Generalized sensitivity analysis of responses to nuclear data in 2-D/1-D transport code KYADJ

Abstract

Nuclear data are important input parameters in reactor physics design. The uncertainty of the reactor calculation mainly originates from nuclear data variance. The approaches to evaluate the uncertainty are divided into the statistics sampling method and the “Sandwich” rule. The “Sandwich” rule is suitable for problems with plenty of input parameters and the key step of this method is sensitivity analysis. Sensitivity analysis includes the Forward Sensitivity Analysis Procedure (FSAP) and the Adjoint Sensitivity Analysis Procedure (ASAP). FSAP is simple to apply, but the increase of input parameters will cause a large number of repeated calculations. At present, ASAP based on the Classical Perturbation Theory (CPT) and the Generalized Perturbation Theory (GPT) is applied to various neutronics codes. GPT requires the solution of the generalized adjoint equations for responses.

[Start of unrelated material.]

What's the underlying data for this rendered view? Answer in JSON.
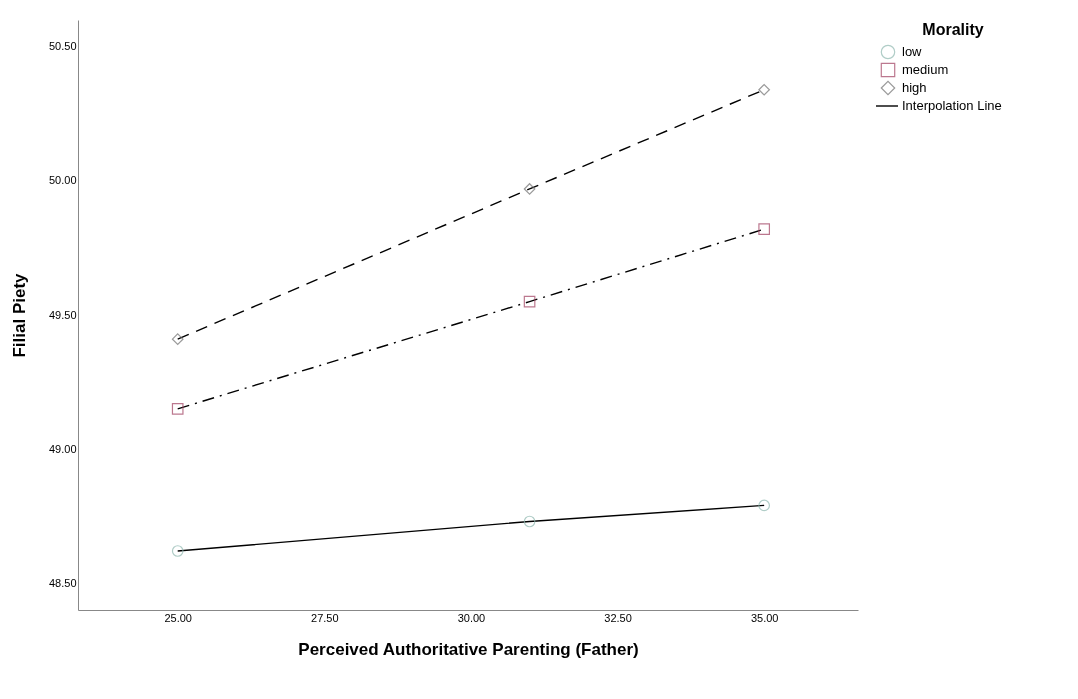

It is difficult for many neutronics codes to solve the generalized adjoint equation. In this paper, sensitivity analysis is developed in the two dimensions (2-D) and one dimension (1-D) coupled transport code KYADJ. KYADJ adopts the Forward Sensitivity Analysis Procedure based on the Reduced-Order Modeling (FSAP-ROM) to carry out the generalized sensitivity analysis. FSAP-ROM is tested by the PB-2 BWR pin cell benchmark and the SF96 lattice model. The error is verified by results from the Reactor Monte-Carlo (RMC) code and the direct forward perturbation calculations.